Le rapporteur général de la commission des finances a proposé de les supprimer et de rétablir la contribution pour l'aide juridique. Mais le Sénat ne l'a pas suivi.
Enfin, avant de conclure, je voudrais formuler trois observations.
La première a trait à la réforme de la justice engagée par la garde des sceaux, et désignée sous l'appellation « Justice du 21 e siècle ». Les premières concrétisations de cette réforme devraient advenir en 2015, avec le dépôt d'un projet de loi organique et d'un projet de loi ordinaire, la mise en place d'une première version d'un portail du justiciable et l'expérimentation de services universels d'accueil de greffe. Le Gouvernement a visiblement renoncé à l'idée d'un bouleversement immédiat de l'organisation judiciaire et s'est rangé à l'analyse que nous avions développée avec Virginie Klès d'une réforme pragmatique, étape par étape, qui privilégie le guichet universel de greffe et qui garantisse immédiatement un meilleur accès à la justice. Il y a tout lieu de s'en féliciter.

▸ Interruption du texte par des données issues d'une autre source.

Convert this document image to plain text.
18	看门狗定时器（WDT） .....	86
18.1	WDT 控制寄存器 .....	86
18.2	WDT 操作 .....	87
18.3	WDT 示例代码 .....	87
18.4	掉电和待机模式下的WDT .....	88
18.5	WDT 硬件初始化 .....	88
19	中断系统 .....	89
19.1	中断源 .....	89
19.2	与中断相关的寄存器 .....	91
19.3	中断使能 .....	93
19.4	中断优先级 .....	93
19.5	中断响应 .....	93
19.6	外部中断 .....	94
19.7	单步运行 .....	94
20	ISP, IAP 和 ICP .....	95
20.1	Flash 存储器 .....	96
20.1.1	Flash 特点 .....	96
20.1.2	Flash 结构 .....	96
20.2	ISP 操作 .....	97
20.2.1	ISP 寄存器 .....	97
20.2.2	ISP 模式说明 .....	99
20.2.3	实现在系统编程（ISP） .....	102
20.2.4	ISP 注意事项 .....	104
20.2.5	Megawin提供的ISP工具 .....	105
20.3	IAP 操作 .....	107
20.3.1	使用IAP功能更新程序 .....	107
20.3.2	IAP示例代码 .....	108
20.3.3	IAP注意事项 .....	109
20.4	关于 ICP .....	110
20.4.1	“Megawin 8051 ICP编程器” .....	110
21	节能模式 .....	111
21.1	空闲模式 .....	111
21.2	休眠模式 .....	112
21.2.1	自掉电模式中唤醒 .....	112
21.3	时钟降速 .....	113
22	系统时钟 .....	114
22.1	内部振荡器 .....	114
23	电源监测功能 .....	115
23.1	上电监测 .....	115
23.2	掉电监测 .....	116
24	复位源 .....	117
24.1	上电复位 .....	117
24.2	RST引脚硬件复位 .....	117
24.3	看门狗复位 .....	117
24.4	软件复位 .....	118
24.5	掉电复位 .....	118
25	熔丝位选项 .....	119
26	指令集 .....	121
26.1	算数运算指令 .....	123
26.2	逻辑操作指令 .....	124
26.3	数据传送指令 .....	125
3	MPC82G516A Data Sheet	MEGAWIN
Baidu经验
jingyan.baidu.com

Ma deuxième observation concerne la façon dont les réformes sont conçues. J'ai été réservé sur la réforme relative à la contrainte pénale, parce que je craignais que les moyens ne suivent pas ou qu'ils soient retirés à d'autres secteurs pour combler les nouveaux besoins créés. Le présent budget en est une bonne illustration : l'administration pénitentiaire absorbe les marges de manoeuvres disponibles, au détriment du budget des services judiciaires. À privilégier certains maillons de la chaîne pénale par rapport à d'autres on court le risque d'en fragiliser l'ensemble. L'idéal serait de cesser de faire des réformes sans moyen. Mais, une fois votées, il incombe au Gouvernement de mobiliser les moyens nécessaires ou de les adapter : est-il raisonnable, comme le propose le présent texte, de reporter une nouvelle fois la collégialité de l'instruction et la suppression des juridictions de proximité ?

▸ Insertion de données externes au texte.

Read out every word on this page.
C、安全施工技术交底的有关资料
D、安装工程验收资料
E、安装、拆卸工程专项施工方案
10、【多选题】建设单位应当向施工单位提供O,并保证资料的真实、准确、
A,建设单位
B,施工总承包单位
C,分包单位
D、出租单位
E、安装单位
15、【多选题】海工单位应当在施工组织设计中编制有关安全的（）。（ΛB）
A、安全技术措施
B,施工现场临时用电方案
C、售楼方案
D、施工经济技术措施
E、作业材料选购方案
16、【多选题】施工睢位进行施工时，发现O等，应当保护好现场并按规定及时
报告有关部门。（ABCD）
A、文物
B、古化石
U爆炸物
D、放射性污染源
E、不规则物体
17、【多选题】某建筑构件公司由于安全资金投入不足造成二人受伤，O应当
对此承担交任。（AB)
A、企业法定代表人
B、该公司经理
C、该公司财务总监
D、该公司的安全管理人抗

Enfin, ma dernière observation porte sur le lien entre la réforme territoriale et la réforme judiciaire. La loi MAPAM nous en fournit un exemple avec la création de la métropole de Lyon. Actuellement, le département du Rhône est divisé en deux ressorts judiciaires : le nord dépend du TGI de Villefranche-sur-Saône, le sud du TGI de Lyon. La création de la métropole, le 1er janvier prochain, va bouleverser la donne, puisqu'elle se substituera au département et aux communes sur l'ensemble de son territoire. Les juridictions s'interrogent sur les évolutions possibles, mais la Chancellerie ne semble pas avoir encore tranché.

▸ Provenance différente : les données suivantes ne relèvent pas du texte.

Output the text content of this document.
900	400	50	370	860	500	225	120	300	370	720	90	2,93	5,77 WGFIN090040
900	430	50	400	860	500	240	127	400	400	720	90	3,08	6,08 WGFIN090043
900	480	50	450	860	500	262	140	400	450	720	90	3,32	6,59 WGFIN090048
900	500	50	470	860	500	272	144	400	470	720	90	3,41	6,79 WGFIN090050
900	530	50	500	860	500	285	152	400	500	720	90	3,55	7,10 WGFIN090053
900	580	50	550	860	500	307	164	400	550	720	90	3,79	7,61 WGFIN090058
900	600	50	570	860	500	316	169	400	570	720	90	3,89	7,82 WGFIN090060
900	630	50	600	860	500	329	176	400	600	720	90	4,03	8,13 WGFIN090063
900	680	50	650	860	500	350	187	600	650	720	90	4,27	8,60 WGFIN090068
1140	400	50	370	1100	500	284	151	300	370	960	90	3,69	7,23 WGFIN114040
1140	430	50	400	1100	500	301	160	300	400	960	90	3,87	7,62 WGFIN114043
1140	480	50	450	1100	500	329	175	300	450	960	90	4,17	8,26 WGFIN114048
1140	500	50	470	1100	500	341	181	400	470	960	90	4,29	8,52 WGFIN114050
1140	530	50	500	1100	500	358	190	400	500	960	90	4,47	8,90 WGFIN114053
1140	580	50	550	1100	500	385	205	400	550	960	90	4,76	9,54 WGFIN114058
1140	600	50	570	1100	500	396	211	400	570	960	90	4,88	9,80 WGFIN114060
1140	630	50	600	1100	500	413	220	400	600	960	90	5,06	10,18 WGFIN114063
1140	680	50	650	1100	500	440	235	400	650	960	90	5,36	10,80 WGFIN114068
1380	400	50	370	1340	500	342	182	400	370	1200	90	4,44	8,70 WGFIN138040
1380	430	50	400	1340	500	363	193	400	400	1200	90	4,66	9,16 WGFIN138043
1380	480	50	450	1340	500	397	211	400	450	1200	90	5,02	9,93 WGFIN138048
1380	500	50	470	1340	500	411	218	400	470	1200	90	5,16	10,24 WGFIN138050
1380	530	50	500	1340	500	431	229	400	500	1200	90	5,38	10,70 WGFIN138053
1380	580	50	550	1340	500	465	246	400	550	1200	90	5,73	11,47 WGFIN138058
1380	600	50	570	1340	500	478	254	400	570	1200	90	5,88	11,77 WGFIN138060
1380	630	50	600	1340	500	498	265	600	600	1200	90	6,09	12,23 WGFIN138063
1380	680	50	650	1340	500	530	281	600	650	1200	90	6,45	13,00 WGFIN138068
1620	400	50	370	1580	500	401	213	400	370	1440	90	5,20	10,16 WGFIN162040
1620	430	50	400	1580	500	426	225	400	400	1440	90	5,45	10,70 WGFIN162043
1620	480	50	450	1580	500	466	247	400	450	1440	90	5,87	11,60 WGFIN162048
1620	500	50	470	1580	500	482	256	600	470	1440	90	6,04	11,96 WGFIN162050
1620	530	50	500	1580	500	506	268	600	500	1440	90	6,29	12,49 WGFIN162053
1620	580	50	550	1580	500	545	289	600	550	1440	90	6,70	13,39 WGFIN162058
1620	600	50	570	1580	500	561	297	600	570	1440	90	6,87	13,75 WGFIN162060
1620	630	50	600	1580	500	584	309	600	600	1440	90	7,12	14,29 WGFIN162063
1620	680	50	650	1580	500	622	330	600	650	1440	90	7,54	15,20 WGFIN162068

En conclusion, vous l'aurez compris, dans un contexte budgétaire très difficile, les crédits dévolus aux juridictions restent relativement préservés. Toutefois certains suscitent de légitimes inquiétudes, dont la ministre me semble consciente. Je vous propose de donner un avis favorable, mais vigilant, à l'adoption des crédits de ce budget.
La commission émet un avis favorable à l'adoption des crédits consacrés à la justice judiciaire et à l'accès au droit au sein de la mission « justice ».